Es gibt natürlich andere Mittel und Wege, aber diese stehen den Interessen des Establishments in Wirtschaft und Politik entgegen. Das benötigte Geld ist zu finden bei den Banken, verbirgt sich in den Steuergeschenken, welche die Regierung den großen Unternehmen macht, und es wird ausgegeben, um Fregatten und U-Boote aus Deutschland und Frankreich zu kaufen. Der von uns vorgelegte Ansatz zielt auf ein verändertes Modell der griechischen Wirtschaft, die Umverteilung des Reichtums und auf eine Politik, die dauerhaft für Vollbeschäftigung sorgt. Statt Löhne und Renten dem Erdboden gleich zu machen, kann das Finanzdefizit anders behoben werden. So fehlen der öffentlichen Hand aufgrund von Steuerhinterziehung knapp 20 Milliarden Euro, wegen Geringbesteuerung hoher Einkommen acht Milliarden. Die Profite der Banken beliefen sich allein im Jahr 2009 auf drei Milliarden Euro. Allein die Besteuerung der 300 profitstärksten Aktiengesellschaften auf dem Niveau der 90er Jahre würde zwei Milliarden Euro in die Staatskasse spülen.

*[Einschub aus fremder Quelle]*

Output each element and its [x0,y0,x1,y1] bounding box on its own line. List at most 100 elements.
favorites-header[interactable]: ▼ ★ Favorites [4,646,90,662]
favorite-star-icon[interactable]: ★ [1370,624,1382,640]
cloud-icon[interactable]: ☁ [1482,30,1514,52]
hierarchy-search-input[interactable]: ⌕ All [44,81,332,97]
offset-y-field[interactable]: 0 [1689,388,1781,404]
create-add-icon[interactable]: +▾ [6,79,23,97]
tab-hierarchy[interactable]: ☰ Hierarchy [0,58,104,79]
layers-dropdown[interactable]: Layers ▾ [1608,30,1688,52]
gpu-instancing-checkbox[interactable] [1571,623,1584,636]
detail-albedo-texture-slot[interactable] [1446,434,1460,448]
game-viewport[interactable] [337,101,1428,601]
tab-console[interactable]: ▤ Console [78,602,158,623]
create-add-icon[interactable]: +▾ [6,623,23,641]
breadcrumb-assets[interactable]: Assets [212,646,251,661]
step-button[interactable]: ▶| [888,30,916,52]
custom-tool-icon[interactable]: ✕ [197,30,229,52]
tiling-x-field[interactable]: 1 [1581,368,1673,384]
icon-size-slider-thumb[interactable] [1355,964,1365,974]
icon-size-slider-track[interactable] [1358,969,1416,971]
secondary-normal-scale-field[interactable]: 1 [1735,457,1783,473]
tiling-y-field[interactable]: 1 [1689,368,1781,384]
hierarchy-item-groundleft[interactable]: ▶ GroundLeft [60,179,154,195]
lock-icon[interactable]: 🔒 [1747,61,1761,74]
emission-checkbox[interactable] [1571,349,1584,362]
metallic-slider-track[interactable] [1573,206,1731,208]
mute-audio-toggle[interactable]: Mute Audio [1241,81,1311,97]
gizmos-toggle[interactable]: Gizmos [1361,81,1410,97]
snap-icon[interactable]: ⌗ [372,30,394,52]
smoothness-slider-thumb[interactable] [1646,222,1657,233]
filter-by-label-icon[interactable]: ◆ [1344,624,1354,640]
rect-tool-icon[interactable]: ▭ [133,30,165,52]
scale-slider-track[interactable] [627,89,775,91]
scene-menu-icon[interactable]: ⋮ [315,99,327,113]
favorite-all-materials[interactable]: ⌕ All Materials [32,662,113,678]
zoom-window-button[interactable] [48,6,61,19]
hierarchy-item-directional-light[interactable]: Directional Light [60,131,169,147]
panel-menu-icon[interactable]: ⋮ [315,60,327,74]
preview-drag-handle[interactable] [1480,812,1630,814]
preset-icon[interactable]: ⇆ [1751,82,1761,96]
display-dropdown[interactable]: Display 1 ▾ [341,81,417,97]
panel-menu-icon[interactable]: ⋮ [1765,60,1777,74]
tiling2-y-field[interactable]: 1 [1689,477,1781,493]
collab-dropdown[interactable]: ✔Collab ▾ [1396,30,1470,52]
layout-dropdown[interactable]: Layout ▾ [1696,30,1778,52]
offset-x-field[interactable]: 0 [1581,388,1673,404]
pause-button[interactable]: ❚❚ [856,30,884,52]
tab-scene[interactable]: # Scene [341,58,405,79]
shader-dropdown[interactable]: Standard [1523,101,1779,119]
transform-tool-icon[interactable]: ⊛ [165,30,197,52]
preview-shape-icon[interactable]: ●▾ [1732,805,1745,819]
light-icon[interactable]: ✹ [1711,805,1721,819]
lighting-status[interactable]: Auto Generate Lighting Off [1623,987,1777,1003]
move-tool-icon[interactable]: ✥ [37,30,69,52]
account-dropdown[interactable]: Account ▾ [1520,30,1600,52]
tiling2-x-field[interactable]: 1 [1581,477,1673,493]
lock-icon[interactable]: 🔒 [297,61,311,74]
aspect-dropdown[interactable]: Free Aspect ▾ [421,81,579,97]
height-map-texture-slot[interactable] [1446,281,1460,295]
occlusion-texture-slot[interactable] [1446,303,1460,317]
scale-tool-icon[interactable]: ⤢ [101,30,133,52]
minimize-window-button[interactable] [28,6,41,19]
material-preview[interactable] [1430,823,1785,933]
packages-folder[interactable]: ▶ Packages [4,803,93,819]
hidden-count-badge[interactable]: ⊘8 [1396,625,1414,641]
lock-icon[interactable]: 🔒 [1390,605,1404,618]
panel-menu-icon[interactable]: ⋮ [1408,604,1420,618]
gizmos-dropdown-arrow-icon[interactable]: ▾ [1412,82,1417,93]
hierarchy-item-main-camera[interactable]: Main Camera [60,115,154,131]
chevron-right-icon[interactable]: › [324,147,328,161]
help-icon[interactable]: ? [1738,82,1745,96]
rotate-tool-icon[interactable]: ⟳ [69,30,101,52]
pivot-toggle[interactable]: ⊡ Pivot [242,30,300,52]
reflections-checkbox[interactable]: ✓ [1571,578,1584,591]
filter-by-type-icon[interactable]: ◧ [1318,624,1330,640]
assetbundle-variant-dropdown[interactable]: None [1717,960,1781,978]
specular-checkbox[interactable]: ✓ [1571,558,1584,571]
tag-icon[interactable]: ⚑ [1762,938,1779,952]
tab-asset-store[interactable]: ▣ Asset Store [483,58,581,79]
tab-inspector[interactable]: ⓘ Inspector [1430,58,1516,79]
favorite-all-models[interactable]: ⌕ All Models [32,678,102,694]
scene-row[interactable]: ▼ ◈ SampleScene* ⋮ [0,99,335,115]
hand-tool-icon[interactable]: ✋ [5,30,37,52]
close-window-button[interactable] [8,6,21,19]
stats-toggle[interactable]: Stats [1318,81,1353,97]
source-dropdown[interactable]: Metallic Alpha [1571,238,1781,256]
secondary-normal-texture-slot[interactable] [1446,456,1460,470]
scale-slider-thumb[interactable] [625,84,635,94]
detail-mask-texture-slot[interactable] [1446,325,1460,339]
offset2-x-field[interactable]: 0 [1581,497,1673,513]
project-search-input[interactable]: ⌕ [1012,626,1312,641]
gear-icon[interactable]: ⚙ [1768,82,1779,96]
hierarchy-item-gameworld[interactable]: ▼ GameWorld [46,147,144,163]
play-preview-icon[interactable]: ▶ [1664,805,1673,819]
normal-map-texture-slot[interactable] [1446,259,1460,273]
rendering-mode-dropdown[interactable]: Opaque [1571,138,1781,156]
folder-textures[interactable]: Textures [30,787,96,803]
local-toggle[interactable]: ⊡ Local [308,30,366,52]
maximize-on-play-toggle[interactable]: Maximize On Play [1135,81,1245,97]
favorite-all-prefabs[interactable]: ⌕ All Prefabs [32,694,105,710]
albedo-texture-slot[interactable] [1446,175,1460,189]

Neben Griechenland haben auch Portugal und Spanien mit sehr hohen Finanzdefiziten und Staatsschulden zu kämpfen. Gibt es auf der Ebene der linken Parteien dieser Länder Strategien zur gemeinsamen Verteidigung arbeitsrechtlicher Standards?

Ich bin im Februar nach Portugal und Spanien gereist und habe dort Vertreter linker und kommunistischer Parteien getroffen. Kurz darauf haben wir hier in Athen eine Konferenz mit dem Titel »Die Krise und der europäische Süden« veranstaltet, an der neben Teilnehmern aus Portugal, Spanien, Italien und Frankreich auch der Vorsitzende der Europäischen Linkspartei, Lothar Bisky, teilgenommen hat. Der Erfahrungsaustausch und die Koordinierung der Linken in den Ländern des europäischen Südens sind sehr wichtig und hilfreich, können aber nur der erste Schritt sein. Uns ist sehr daran gelegen, dass die Probleme der griechischen Arbeitnehmer auch im Zentrum Europas Gehör finden und ihren Weg auch dort in das Bewusstsein der arbeitenden Bevölkerung gelangen. Als europäische Linke müssen wir gemeinsam aufzeigen, dass die Interessen der griechischen Arbeitnehmer auch die der deutschen, französischen, italienischen und aller anderen europäischen Menschen sind. In diesem Sinne möchte ich mich auch bei der Partei DIE LINKE für die Unterstützung und Solidarität bedanken, die sie den Protestierenden und Streikenden in Griechenland entgegenbringt.